Inizia per le comunità asine un periodo di relativa crescita economica proprio a partire dalla metà del Settecento, quando si registra il maggiore sviluppo demografico grazie alle attività commerciali e anche alla pastorizia: tra Clauzetto e Vito d’Asio nel 1767 si contavano 3.600 residenti, mentre a fine ottocento, prima dello smembramento, la pieve contava oltre cinquemila anime. Nel contesto di tale economia montana, dove ogni frutto della terra era conquistato a fatica e tutto il trasporto avveniva a spalle o a dorso di mulo, la pastorizia ebbe un suo peso specifico, e il formaggio “asino” un suo vero punto di forza: che la tradizione e la fama di tale prodotto fosse secolare si evince anche dal testamento di Francesco Savorgnan (1373) che documenta come la villa di Clauzetto dovesse annualmente consegnare al suo signore 119 libbre di formaggio, di fatto anche la principale dotazione delle Chiese, come la stessa San Giacomo, cui si aggiungeva il vino, per lo più bianco.

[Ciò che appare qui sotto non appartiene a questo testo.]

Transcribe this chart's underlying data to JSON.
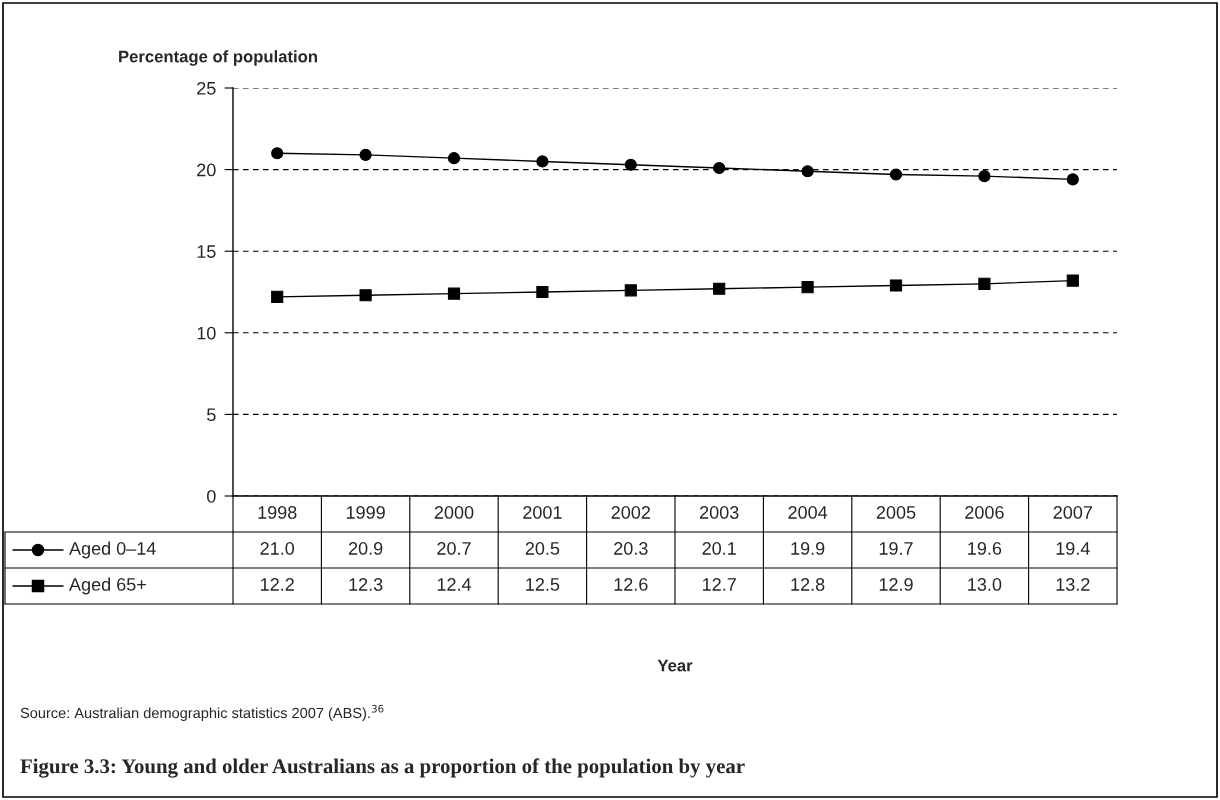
{
  "chart_data": {
    "type": "line",
    "title": "Figure 3.3: Young and older Australians as a proportion of the population by year",
    "ylabel": "Percentage of population",
    "annotations": [
      "Year",
      "Source: Australian demographic statistics 2007 (ABS).$^{36}$"
    ],
    "categories": [
      "1998",
      "1999",
      "2000",
      "2001",
      "2002",
      "2003",
      "2004",
      "2005",
      "2006",
      "2007"
    ],
    "series": [
      {
        "name": "Aged 0–14",
        "color": "#000000",
        "marker": "circle",
        "values": [
          21.0,
          20.9,
          20.7,
          20.5,
          20.3,
          20.1,
          19.9,
          19.7,
          19.6,
          19.4
        ],
        "value_labels": [
          "21.0",
          "20.9",
          "20.7",
          "20.5",
          "20.3",
          "20.1",
          "19.9",
          "19.7",
          "19.6",
          "19.4"
        ]
      },
      {
        "name": "Aged 65+",
        "color": "#000000",
        "marker": "square",
        "values": [
          12.2,
          12.3,
          12.4,
          12.5,
          12.6,
          12.7,
          12.8,
          12.9,
          13.0,
          13.2
        ],
        "value_labels": [
          "12.2",
          "12.3",
          "12.4",
          "12.5",
          "12.6",
          "12.7",
          "12.8",
          "12.9",
          "13.0",
          "13.2"
        ]
      }
    ],
    "ylim": [
      0,
      25
    ],
    "yticks": [
      0,
      5,
      10,
      15,
      20,
      25
    ],
    "grid": "y",
    "legend": "bottom left",
    "line_style": "solid"
  }
}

Clauzetto si distingue inoltre per essere un territorio particolarmente ricco di vocazioni ecclesiastiche in virtù di una propensione all’istruzione letteraria e scientifica dei suoi abitanti, esprimendo una cultura che si esplica chiaramente nel corso dei secoli in pregevoli opere di architettura e arte sacra: come ben sottolinea Ippolito Nievo nelle sue Confessioni in merito alla presunta potenza del clero locale nell’ambito della diocesi di Concordia, potenza anche numerica soprattutto nel corso dell’ottocento, Clauzetto diede i natali a illustri uomini di chiesa. Tra questi spicca Daniele Concina (Clauzetto, 1687-Venezia, 1756 ) frate domenicano noto per i suoi studi e pubblicazioni di filosofia e teologia, stabilitosi a Venezia, e soprattutto per la sua fama di predicatore e polemista, all’epoca propugnatore della corrente rigorista propria del suo ordine opposta al probabilismo dei gesuiti. Giovanni Domenico Rizzolati nativo della borgata Corgnâl, (Clauzetto, 1799-Roma, 1862), francescano, fu invece missionario in Cina vescovo di Aradia e vicario apostolico delle province di Huquang.

Tra le opere conservate nella Pinacoteca udinese, pervenuta per acquisto nel 1890 da Gio. Battista Politi, si conserva anche una copia del ritratto del canonico Giovanni Politi (Pinzano al Tagliamento, 1738-1815) esponente di un’antica e agiata famiglia originaria di Dominisia, eseguito dal nipote Odorico figlio del fratello Giacomo (olio su tela, cm. 55X43). Conseguita la laurea in diritto a Padova nel 1763, venne nominato dal vescovo di Concordia, Luigi Maria Gabrielli, professore di lettere al Seminario diocesano di Portogruaro. Resse la parrocchia di Vito d’Asio e nei suoi ultimi anni divenne canonico del capitolo di Concordia e vicario generale della Diocesi. Scrisse in nove tomi un trattato Iurisprudentiae Ecclesiasticae Universale, edito a Venezia nel 1787 e accolto favorevolmente da papa Pio VI.